The Post found that the average tax cut for the lowest four quintiles of taxpayers — that is, the bottom 80% of the income spectrum, or about 97 million households — would be $450. However, a report by Democrats on the Joint Economic Committee found that about 8 million households earning less than $86,100 would receive an average tax increase of $794.

The Post found that the Democrats mangled their claim. We wanted to look specifical­ly at whether Tillis’ claim is accurate.

Tax cuts for most – initially

For starters, we should note that the Post’s fact-check relied on a “framework” assembled before the bills were finalized, so it’s not an analysis based on the most up-to-date versions of the bills.

The Senate plan, like the House plan, breaks annual income into separate income ranges, so it’s hard to pinpoint how the plan would affect someone earning approximat­ely $70,000. But analyses by various groups suggest that most Americans in the group Tillis described — those earning $30,000 to $70,000 a year — would get tax cuts over the next five to eight years.

One of the most recent studies of the plan was conducted by the Joint Committee on Taxation, a nonpartisa­n committee of Congress that is comprised of expert economists, attorneys, and accountant­s who assist the majority and minority parties in both houses of Congress on tax legislatio­n.

The report, compiled on Nov. 27, shows that the plan would cut taxes for most taxpayers earning between $30,000 and $75,000 starting in 2019.

That year, the JCT estimated 60% of people earning $30,000$40,000 a year would get a tax cut. About 71% of the $40,000$50,000 bracket would get a tax decrease and 80% of people earning $50,000-$75,000 would get a cut.

Changes in 2027

So Tillis has a point that many lower- and moderate-income taxpayers will see tax cuts from the bill — at least at first.

What he leaves out is that many of the middle-class tax cuts in the bill are temporary. So by 2027, according to the JCT, most Americans earning between $30,000 and $75,000 would see their taxes change by less than $100 compared to today’s rates.
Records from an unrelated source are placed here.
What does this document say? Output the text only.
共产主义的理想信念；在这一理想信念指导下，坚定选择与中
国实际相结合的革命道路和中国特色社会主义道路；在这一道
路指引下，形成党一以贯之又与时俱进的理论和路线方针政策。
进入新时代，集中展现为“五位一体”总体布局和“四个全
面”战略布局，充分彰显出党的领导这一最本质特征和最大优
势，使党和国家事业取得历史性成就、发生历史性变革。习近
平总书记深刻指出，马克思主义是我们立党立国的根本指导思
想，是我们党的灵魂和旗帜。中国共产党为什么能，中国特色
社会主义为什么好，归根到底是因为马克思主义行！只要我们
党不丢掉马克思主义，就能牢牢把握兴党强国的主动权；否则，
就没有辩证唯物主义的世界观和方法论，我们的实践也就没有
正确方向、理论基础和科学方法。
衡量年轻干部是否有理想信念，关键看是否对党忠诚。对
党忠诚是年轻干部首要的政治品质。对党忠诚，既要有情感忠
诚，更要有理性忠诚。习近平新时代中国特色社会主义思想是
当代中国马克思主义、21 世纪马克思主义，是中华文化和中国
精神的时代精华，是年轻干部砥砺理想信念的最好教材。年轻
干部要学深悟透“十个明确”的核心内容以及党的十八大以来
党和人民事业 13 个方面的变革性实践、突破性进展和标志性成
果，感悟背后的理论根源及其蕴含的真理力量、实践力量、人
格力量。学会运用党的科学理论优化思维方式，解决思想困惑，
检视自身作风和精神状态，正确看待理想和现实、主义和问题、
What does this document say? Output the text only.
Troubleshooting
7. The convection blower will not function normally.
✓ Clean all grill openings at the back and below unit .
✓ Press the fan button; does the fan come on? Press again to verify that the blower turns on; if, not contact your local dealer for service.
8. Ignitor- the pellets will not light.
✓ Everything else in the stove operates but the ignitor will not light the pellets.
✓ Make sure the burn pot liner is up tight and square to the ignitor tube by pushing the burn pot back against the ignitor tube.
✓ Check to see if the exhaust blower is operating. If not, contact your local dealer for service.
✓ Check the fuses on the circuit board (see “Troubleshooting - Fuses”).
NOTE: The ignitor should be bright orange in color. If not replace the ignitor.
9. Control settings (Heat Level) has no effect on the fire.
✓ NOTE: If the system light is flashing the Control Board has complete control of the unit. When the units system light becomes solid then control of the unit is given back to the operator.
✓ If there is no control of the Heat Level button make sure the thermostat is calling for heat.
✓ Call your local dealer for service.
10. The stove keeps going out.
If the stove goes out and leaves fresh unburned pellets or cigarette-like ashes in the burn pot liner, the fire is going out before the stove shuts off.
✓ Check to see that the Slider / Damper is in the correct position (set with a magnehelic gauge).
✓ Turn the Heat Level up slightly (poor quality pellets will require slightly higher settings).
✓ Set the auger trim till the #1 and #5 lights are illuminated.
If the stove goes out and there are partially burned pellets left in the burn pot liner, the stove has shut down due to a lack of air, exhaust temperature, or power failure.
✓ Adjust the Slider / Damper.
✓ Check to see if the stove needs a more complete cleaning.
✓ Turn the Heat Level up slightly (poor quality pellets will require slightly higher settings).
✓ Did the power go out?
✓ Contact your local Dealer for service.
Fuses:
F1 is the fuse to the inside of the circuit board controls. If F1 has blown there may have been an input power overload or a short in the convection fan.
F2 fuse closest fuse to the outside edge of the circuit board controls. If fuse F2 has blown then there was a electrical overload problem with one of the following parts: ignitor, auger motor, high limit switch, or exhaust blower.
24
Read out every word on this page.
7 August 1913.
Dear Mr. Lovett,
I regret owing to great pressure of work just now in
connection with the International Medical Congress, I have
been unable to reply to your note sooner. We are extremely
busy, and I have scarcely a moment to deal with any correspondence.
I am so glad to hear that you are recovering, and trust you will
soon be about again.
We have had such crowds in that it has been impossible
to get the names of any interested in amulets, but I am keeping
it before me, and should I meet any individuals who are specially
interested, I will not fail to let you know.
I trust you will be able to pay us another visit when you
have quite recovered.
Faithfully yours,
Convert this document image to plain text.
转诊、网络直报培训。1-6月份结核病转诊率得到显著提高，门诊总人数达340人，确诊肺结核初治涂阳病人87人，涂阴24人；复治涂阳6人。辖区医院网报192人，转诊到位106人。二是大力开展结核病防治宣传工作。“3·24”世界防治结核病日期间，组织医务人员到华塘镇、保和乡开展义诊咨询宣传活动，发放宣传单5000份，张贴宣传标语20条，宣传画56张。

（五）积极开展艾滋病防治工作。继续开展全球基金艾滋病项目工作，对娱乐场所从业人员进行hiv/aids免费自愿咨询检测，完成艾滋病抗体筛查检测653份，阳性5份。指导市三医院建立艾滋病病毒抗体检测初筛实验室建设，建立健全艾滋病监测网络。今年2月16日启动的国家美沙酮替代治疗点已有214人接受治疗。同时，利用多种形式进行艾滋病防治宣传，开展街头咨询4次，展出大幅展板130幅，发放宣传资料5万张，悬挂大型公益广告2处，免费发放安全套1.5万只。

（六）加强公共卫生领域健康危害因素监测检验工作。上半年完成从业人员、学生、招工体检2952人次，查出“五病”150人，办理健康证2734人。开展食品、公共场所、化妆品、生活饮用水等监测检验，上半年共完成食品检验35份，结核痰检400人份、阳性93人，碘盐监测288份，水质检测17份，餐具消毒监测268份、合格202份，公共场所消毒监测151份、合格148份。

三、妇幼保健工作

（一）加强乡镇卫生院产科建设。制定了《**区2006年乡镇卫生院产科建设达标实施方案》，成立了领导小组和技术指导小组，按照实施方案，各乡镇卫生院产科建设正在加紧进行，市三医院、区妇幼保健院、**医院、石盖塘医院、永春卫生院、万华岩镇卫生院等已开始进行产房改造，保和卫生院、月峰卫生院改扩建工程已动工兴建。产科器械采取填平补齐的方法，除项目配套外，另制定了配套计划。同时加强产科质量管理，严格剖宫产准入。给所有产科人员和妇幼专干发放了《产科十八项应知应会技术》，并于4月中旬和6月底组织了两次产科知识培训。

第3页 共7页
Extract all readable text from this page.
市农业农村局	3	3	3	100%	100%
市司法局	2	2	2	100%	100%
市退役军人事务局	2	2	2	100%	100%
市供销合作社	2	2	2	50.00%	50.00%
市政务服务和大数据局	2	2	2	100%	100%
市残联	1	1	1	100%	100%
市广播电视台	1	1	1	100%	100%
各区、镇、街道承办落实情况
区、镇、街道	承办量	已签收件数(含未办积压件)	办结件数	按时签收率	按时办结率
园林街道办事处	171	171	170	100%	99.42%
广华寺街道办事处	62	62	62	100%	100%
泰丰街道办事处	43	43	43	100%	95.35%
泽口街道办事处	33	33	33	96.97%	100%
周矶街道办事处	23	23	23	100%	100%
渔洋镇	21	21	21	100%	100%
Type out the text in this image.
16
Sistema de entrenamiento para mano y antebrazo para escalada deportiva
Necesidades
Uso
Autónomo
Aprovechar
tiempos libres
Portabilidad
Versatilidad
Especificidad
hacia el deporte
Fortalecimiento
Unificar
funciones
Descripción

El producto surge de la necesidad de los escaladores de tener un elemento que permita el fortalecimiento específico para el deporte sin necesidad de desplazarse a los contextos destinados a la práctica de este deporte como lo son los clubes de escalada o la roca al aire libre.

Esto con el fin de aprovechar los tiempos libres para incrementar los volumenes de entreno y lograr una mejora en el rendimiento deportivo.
In each of those income ranges, the JCT reports that fewer than 15% of households would get a tax cut and more than 20% would see their taxes rise.

An analysis by the Congressio­nal Budget Office yielded a similar prediction: the Senate plan would leave Americans earning $40,000 or less as “net losers” by 2021 and most people earning less than $75,000 a year would be worse off by 2027.

The Tax Foundation reported a more specific prediction: that “the bottom 80% of taxpayers would see an average increase in after-tax income ranging from 0.3% to 0.4%.” The top 1%, meanwhile, might still see tax cuts of up to 4.5%.

Daniel Keylin, an assistant to Tillis, said it’s safer to assume that Congress will act to keep or reduce the tax rate than it is to assume they’ll let taxes rise.

“It’s hard to imagine Congress electing to effectivel­y raise taxes on the nation 10 years from now, especially once the economic benefits of tax reform become clear,” Keylin said.

Other considerat­ions

The Senate plan, unlike the House plan, would scrap the federal tax penalty for Americans who do not sign up for health insurance — a burden

that falls disproport­ionately on lower- and moderate-income households.

The mandate was introduced in the Affordable Care Act, known as Obamacare. Some could save money if the mandate is lifted. But, if too many go without insurance, health insurance costs could rise across the board for those who opt to keep buying coverage. In addition, anyone without insurance would be responsibl­e for their own medical costs, which would eat into any tax savings.

The New York Times reported that the Senate plan might increase taxes for roughly onequarter of middle-class families that itemize their deductions. The Senate bill would eliminate some popular tax breaks, including deductions for state and local taxes, according to the Times.

Our rating

Tillis scolded a reporter for suggesting that Americans earning less than $70,000 would pay more in income taxes under the Senate’s plan to change the tax code.

Initially, most — though not all — Americans in that income range would pay less in taxes. But after a few years, there would be more clear losers than clear winners in tax payments among members of that income group. Tillis is doing some selective presentati­on of the data. On balance, we rate his statement Half True.